"Yes," said the twins a little breathlessly, for the man's legs were long and they could hardly keep up with him.

"English?" said the man.

"Ye—es," said Anna-Rose.

"That's to say, practically," panted the conscientious Anna-Felicitas.

"What say?" said the man, still striding on. "I said," Anna-Felicitas endeavoured to explain, hurrying breathlessly after him so as to keep within reach of his ear, "practically."

"Ah," said the man; and after a silence, broken only by the pantings for breath of the twins, he added: "Mother with you?"

They didn't say anything to that, it seemed such a dreadful question to have to answer, and luckily he didn't repeat it, but, having got to the door they had been searching for, opened it and stepped into the bright light inside, and putting out his arm behind him pulled them in one after the other over the high wooden door-frame.

Inside was the same stewardess they had seen earlier in the afternoon, engaged in heatedly describing what sounded like grievances to an official in buttons, who seemed indifferent.

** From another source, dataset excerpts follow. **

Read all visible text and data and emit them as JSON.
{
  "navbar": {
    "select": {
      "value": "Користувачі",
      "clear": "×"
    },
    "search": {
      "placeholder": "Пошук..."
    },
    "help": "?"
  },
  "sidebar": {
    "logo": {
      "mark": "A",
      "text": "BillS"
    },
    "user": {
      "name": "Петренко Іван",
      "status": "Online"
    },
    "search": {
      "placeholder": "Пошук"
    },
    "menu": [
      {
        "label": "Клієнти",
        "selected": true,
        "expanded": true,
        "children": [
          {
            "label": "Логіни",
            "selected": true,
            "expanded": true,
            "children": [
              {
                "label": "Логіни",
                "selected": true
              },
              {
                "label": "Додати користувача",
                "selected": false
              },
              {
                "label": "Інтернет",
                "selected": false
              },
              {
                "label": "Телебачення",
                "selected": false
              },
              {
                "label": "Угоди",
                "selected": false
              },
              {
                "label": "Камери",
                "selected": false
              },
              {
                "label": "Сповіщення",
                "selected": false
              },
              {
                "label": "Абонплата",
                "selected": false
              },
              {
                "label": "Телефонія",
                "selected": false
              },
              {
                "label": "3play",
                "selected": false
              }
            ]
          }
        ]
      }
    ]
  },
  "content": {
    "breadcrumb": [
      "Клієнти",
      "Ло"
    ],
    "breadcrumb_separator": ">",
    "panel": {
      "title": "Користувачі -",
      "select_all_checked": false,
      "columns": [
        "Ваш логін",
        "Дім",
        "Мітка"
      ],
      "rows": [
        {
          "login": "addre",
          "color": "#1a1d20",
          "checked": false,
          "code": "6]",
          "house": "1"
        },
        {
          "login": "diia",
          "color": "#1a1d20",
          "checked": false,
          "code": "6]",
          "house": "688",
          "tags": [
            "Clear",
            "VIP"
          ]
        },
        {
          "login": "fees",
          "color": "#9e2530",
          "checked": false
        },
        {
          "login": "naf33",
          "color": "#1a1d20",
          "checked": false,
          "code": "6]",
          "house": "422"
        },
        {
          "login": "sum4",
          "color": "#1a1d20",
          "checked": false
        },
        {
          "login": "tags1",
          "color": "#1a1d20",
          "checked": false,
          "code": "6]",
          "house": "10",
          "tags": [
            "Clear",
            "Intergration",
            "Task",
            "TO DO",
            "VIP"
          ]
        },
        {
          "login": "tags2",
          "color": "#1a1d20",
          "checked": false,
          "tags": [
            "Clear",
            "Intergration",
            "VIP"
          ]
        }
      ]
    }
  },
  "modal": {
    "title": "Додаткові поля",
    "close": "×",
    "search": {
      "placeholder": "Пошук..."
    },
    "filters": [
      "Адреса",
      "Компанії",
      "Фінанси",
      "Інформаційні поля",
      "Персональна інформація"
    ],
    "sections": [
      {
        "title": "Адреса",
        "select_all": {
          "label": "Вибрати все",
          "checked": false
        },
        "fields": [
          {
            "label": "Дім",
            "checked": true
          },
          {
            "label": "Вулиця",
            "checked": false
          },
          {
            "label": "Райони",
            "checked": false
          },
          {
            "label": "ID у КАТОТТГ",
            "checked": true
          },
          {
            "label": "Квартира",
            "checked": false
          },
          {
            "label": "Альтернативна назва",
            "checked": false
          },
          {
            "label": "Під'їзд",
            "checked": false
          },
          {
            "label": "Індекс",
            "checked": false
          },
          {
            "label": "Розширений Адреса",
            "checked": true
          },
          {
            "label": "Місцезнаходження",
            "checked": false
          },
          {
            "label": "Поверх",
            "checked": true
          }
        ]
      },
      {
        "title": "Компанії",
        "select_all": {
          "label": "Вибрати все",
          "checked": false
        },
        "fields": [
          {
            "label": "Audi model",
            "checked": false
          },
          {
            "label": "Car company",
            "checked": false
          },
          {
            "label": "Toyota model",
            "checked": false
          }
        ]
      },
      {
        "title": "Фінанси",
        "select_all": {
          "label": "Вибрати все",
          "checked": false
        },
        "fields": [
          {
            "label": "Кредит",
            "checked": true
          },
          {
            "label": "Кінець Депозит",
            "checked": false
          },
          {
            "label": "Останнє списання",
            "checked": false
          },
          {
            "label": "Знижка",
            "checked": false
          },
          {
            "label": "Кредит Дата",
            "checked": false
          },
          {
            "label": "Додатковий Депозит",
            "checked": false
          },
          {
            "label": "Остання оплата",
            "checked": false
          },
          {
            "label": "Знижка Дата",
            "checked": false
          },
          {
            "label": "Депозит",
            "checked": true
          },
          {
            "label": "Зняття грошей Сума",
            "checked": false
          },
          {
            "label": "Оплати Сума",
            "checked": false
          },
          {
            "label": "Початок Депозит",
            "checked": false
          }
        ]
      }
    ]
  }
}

She stopped suddenly when the man appeared, and the official took his hands out of his pockets and became alert and attentive, and the stewardess hastily picked up a tray she had set down and began to move away along a passage.

The man, however, briefly called "Hi," and she turned round and came back even more quickly than she had tried to go.

"You see," explained Anna-Rose in a pleased whisper to Anna-Felicitas, "it's Hi she answers to."